Solemnidad de la Asunción de la Virgen María



         Cuando una persona muere, su alma, que es el principio vital que da vida al cuerpo, se separa del cuerpo, quedando este privado de la vida que le daba el alma. Por esta razón, lo que caracteriza a la muerte de una persona, es la separación del cuerpo y del alma, los cuales emprenden caminos distintos: el alma es llevada ante la presencia de Dios, para asistir a su Juicio Particular, mientras que el cuerpo comienza su descomposición cadavérica.

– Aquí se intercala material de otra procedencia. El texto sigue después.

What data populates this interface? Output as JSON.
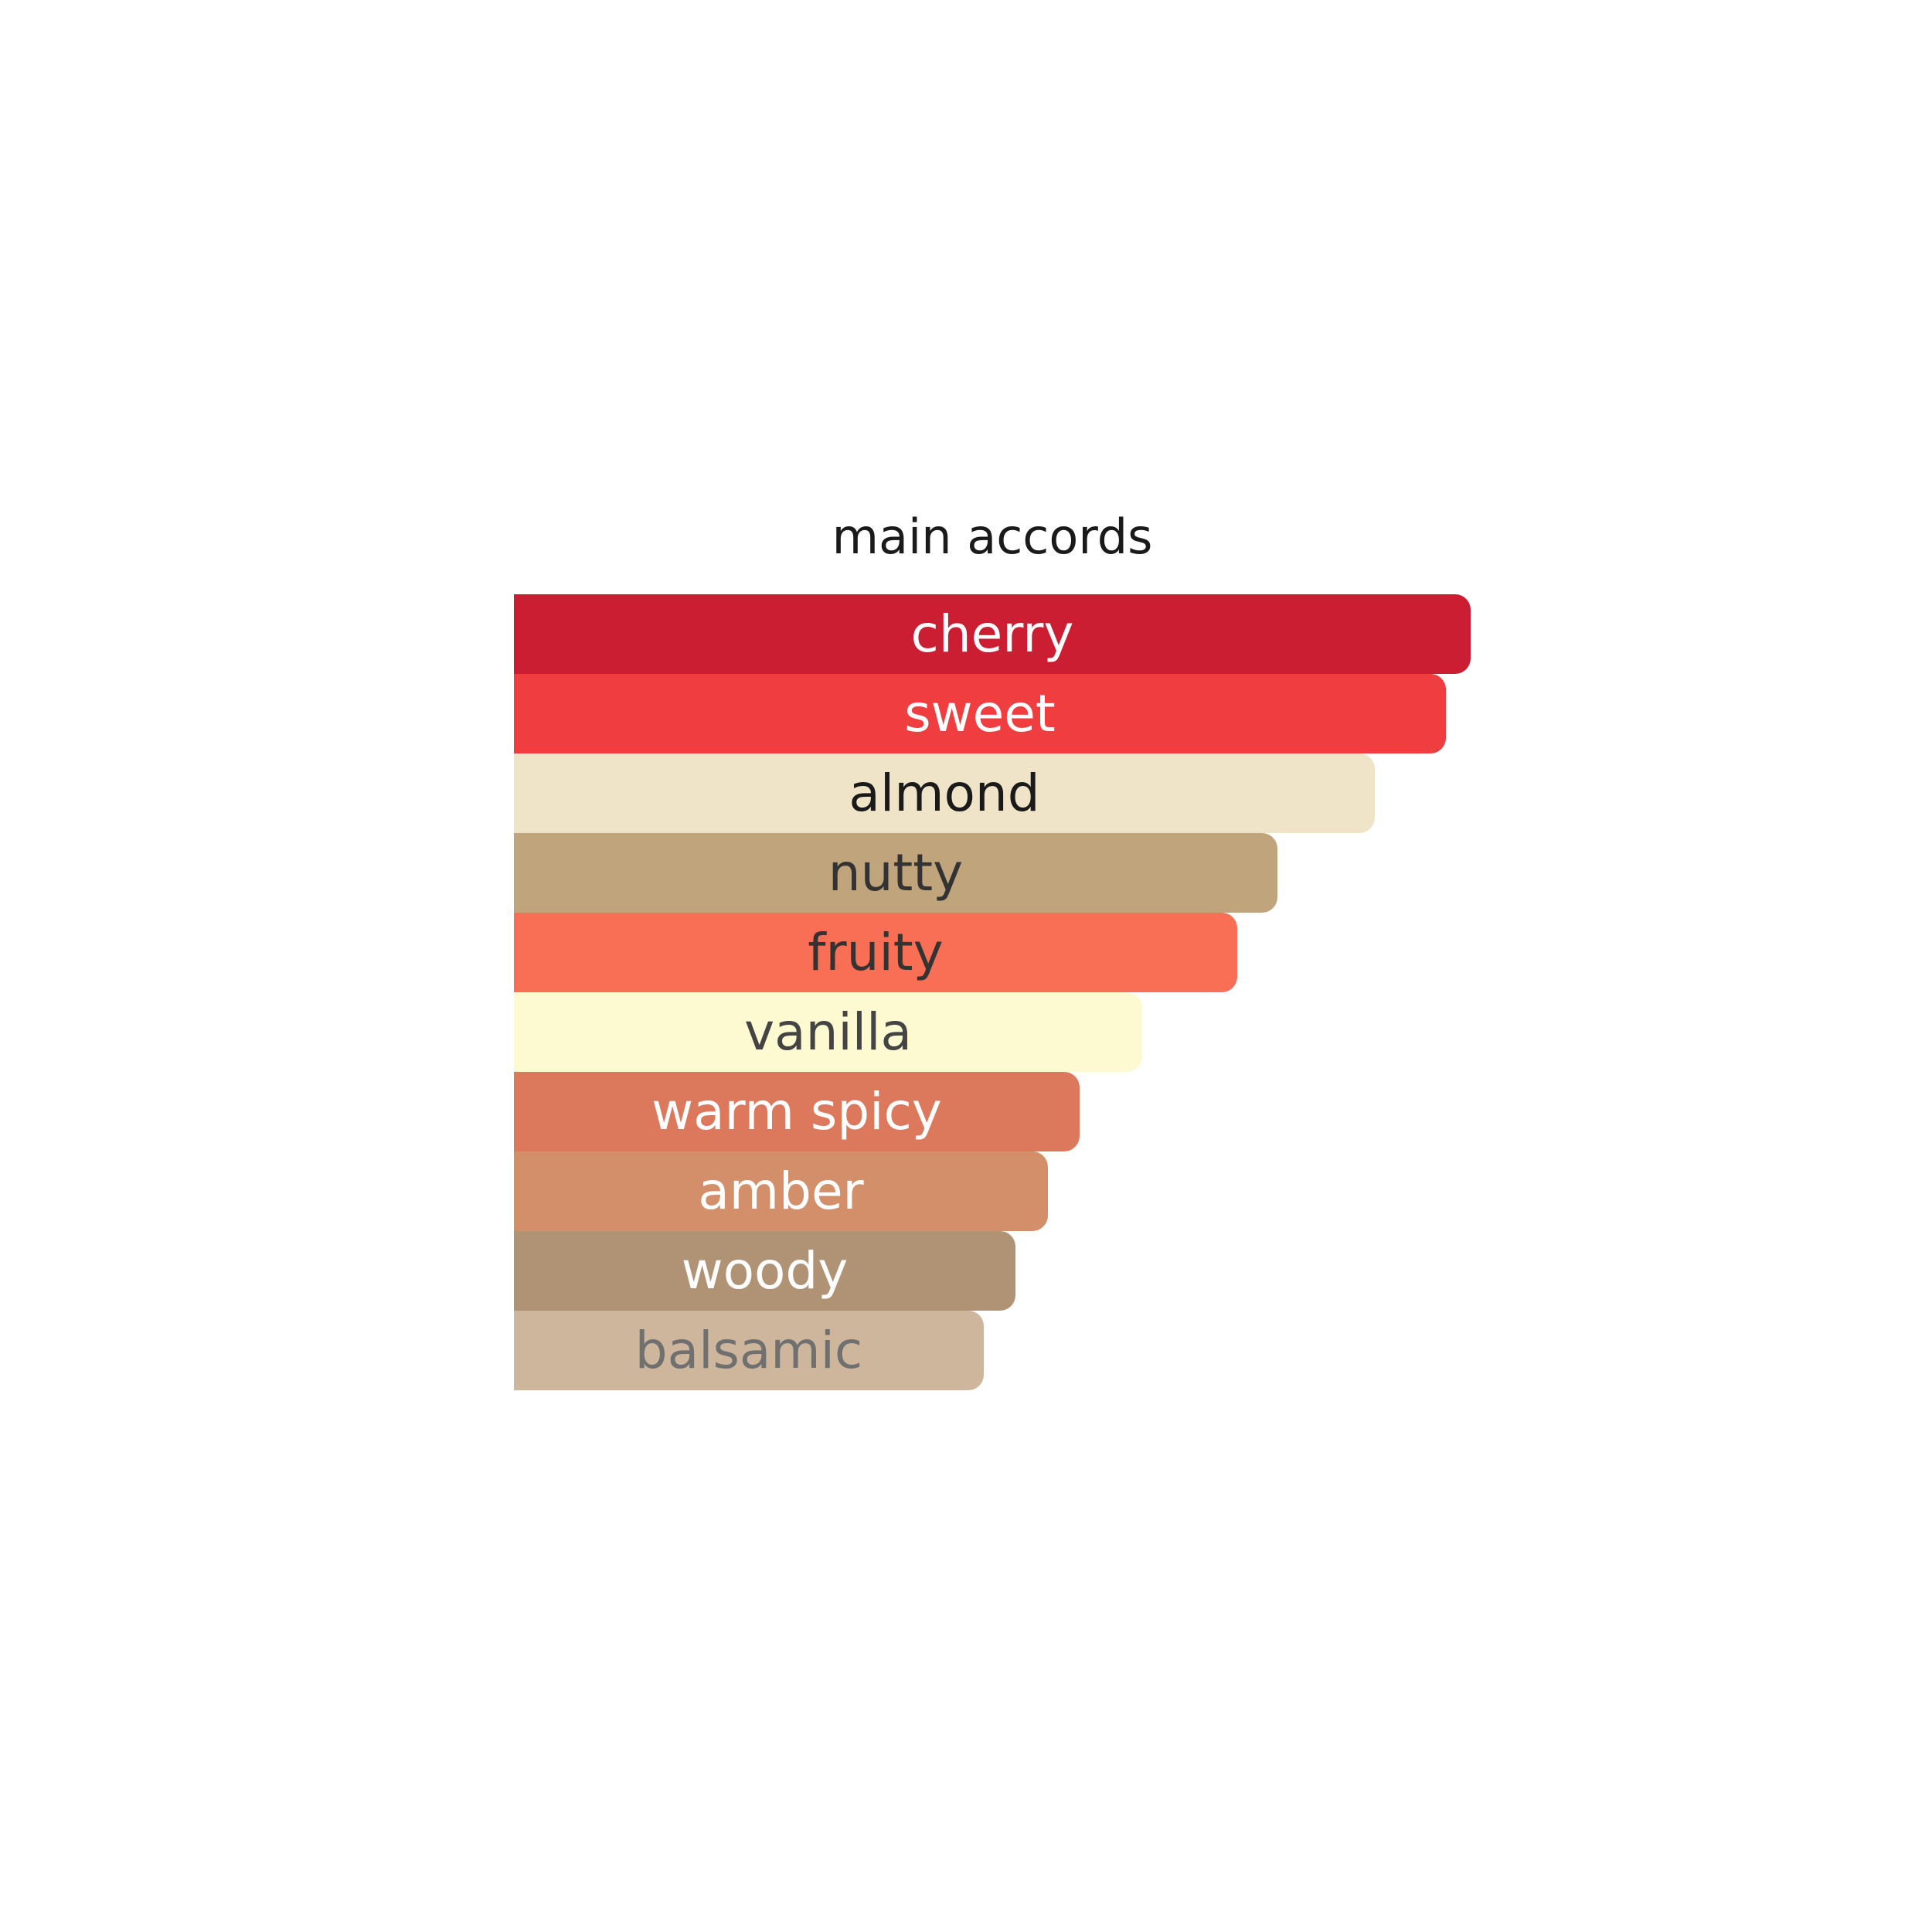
{
  "chart_data": {
    "type": "bar",
    "orientation": "horizontal",
    "title": "main accords",
    "categories": [
      "cherry",
      "sweet",
      "almond",
      "nutty",
      "fruity",
      "vanilla",
      "warm spicy",
      "amber",
      "woody",
      "balsamic"
    ],
    "values": [
      100,
      97.4,
      90,
      79.8,
      75.6,
      65.7,
      59.1,
      55.8,
      52.4,
      49.1
    ],
    "xlim": [
      0,
      100
    ],
    "grid": false,
    "legend": false,
    "colors": [
      "#cc1e33",
      "#ef3d40",
      "#efe4c8",
      "#c0a57c",
      "#f86f55",
      "#fdfad2",
      "#dc785c",
      "#d38f69",
      "#b09275",
      "#cdb69c"
    ],
    "label_colors": [
      "#ffffff",
      "#ffffff",
      "#1a1a1a",
      "#333333",
      "#333333",
      "#444444",
      "#ffffff",
      "#ffffff",
      "#ffffff",
      "#707070"
    ]
  }
}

Es necesario tener en mente esto que sucede en la muerte, para saber que es lo que NO se produjo en la Virgen, ya que la Virgen, en realidad, no murió, sino que se durmió en esta tierra y despertó en el cielo. En la Virgen no se produjo esta separación de cuerpo y alma, por lo que no se puede decir que la Virgen murió; es más correcto hablar de una “dormición” de la Virgen, tal como lo hacen los católicos ortodoxos. En efecto, ellos no hablan nunca de “muerte” de la Virgen, sino que a esta solemnidad le llaman “Dormición de la Virgen” y es por este hecho, porque consideran que la Virgen nunca murió sino que, cuando llegó la hora de pasar de este mundo al Padre, se durmió en la tierra y despertó en el cielo, siendo recibida allí por un cortejo de ángeles y sobre todo por su Hijo amado, Jesucristo.

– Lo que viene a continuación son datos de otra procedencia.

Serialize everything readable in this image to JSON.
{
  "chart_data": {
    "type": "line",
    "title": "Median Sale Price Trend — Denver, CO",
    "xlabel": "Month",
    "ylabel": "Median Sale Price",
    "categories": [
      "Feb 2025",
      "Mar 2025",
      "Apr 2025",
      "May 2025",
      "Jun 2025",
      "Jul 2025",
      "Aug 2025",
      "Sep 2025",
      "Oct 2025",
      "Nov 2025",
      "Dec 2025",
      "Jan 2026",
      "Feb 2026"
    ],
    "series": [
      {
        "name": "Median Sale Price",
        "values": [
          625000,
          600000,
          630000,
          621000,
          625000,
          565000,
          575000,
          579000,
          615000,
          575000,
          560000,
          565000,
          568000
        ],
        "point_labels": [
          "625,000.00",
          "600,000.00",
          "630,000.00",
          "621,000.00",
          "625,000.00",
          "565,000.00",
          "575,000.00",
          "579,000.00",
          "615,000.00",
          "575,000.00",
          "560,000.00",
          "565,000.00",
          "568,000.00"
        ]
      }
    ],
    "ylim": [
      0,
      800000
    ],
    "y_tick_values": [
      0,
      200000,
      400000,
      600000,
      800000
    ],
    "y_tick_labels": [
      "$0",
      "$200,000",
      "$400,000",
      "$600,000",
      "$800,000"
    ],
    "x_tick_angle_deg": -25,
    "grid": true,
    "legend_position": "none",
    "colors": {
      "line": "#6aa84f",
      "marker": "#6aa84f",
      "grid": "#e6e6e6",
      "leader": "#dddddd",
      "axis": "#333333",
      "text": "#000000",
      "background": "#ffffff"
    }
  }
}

         Otro aspecto que hay que tener en cuenta en la Asunción de la Virgen, además de que no murió, es su glorificación. La Virgen, que en la tierra y desde su Inmaculada Concepción era la Llena de gracia y la inhabitada por el Espíritu Santo, al momento en que debía morir, en vez de morir se durmió y la gracia que la inhabitaba se convirtió en gloria y esa gloria se derramó, por así decirlo, sobre su cuerpo, glorificándolo. Por esto es que la Virgen ingresó en el Cielo con su cuerpo glorificado, porque la gracia que inhabitaba en ella se convirtió en gloria y glorificó su cuerpo, permaneciendo así desde entonces y para toda la eternidad. Es por esto que se dice que la Virgen fue Asunta en cuerpo y alma al cielo, con su cuerpo ya glorificado, porque no puede ingresar nadie en el cielo que no esté glorificado en cuerpo y alma.

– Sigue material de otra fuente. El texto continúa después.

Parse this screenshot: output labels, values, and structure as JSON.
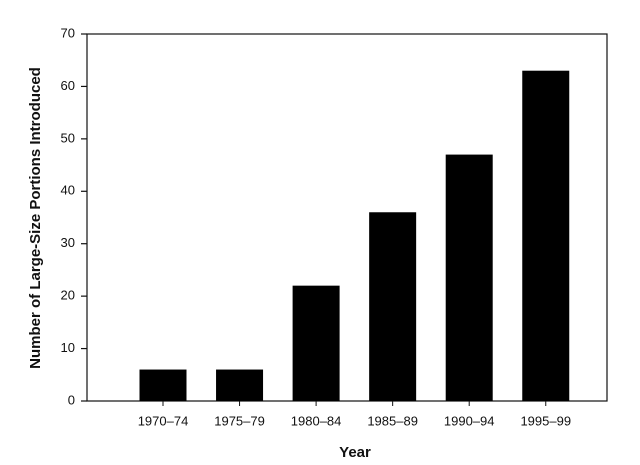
{
  "chart_data": {
    "type": "bar",
    "x_label": "Year",
    "y_label": "Number of Large-Size Portions Introduced",
    "categories": [
      "1970–74",
      "1975–79",
      "1980–84",
      "1985–89",
      "1990–94",
      "1995–99"
    ],
    "values": [
      6,
      6,
      22,
      36,
      47,
      63
    ],
    "color": "#000000",
    "ylim": [
      0,
      70
    ],
    "yticks": [
      0,
      10,
      20,
      30,
      40,
      50,
      60,
      70
    ]
  }
}
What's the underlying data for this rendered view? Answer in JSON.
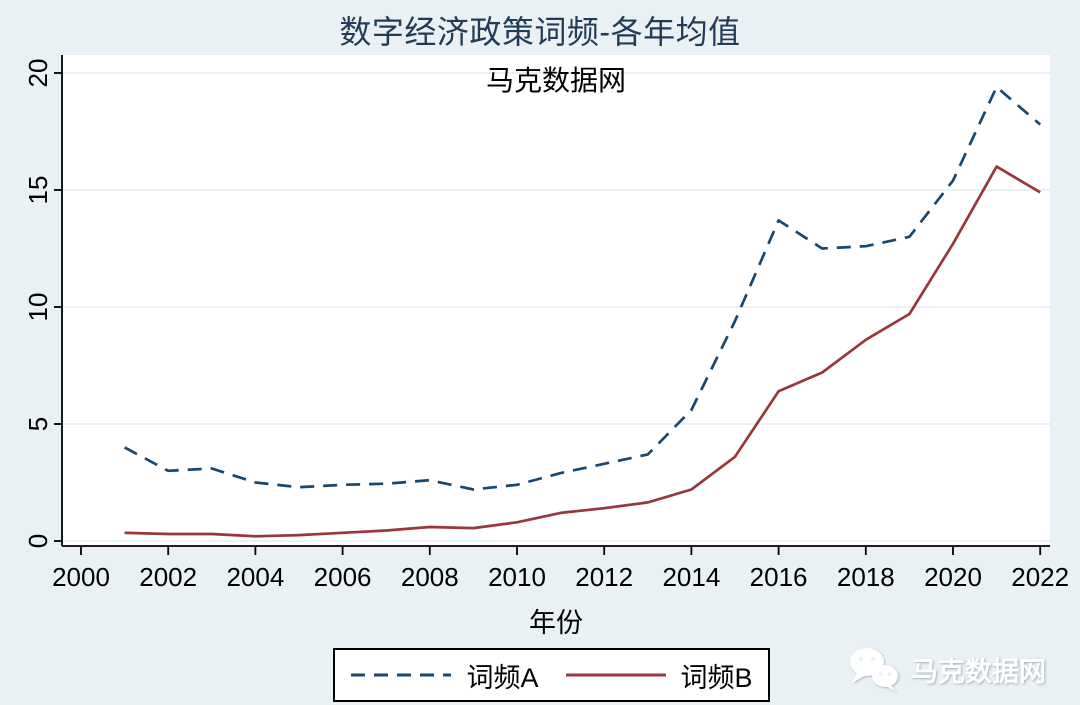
{
  "page": {
    "background": "#eaf1f5"
  },
  "chart_data": {
    "type": "line",
    "title": "数字经济政策词频-各年均值",
    "inner_watermark": "马克数据网",
    "xlabel": "年份",
    "ylabel": "",
    "x": [
      2001,
      2002,
      2003,
      2004,
      2005,
      2006,
      2007,
      2008,
      2009,
      2010,
      2011,
      2012,
      2013,
      2014,
      2015,
      2016,
      2017,
      2018,
      2019,
      2020,
      2021,
      2022
    ],
    "series": [
      {
        "name": "词频A",
        "color": "#1a476f",
        "style": "dashed",
        "values": [
          4.0,
          3.0,
          3.1,
          2.5,
          2.3,
          2.4,
          2.45,
          2.6,
          2.2,
          2.4,
          2.9,
          3.3,
          3.7,
          5.6,
          9.4,
          13.7,
          12.5,
          12.6,
          13.0,
          15.4,
          19.4,
          17.8
        ]
      },
      {
        "name": "词频B",
        "color": "#97383d",
        "style": "solid",
        "values": [
          0.35,
          0.3,
          0.3,
          0.2,
          0.25,
          0.35,
          0.45,
          0.6,
          0.55,
          0.8,
          1.2,
          1.4,
          1.65,
          2.2,
          3.6,
          6.4,
          7.2,
          8.6,
          9.7,
          12.7,
          16.0,
          14.9
        ]
      }
    ],
    "xlim": [
      1999.6,
      2022.2
    ],
    "ylim": [
      0,
      20
    ],
    "x_ticks": [
      2000,
      2002,
      2004,
      2006,
      2008,
      2010,
      2012,
      2014,
      2016,
      2018,
      2020,
      2022
    ],
    "y_ticks": [
      0,
      5,
      10,
      15,
      20
    ],
    "grid": "horizontal",
    "legend_position": "bottom-center"
  },
  "brand": {
    "label": "马克数据网",
    "icon": "wechat-icon",
    "color": "#ffffff"
  },
  "style_colors": {
    "plot_background": "#ffffff",
    "grid": "#e1edf3",
    "axis": "#000000",
    "title": "#223c58"
  }
}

         Un último aspecto que debemos considerar es que la Virgen, Asunta en cuerpo y alma al cielo, es nuestra Madre y que Ella, que nos ama con el Amor de Dios a nosotros, sus hijos pecadores, quiere que participemos con Ella de la gloria del cielo y de la dicha de adorar por la eternidad a su Hijo Jesucristo. Para que el deseo de nuestra Madre sobre nosotros se cumpla, debemos entonces hacer el propósito de vivir en gracia, adquiriéndola si no la tenemos, conservándola y acrecentándola si ya la poseemos. Si esto hacemos, en el momento de nuestra muerte, nuestra alma en gracia será llevada ante la Presencia de Dios y cuando sea la resurrección de los cuerpos, entonces nuestros cuerpos serán glorificados con la gloria de Dios y así podremos participar de la alegría de la Virgen, que adora y ama a su Hijo, el Cordero, por toda la eternidad.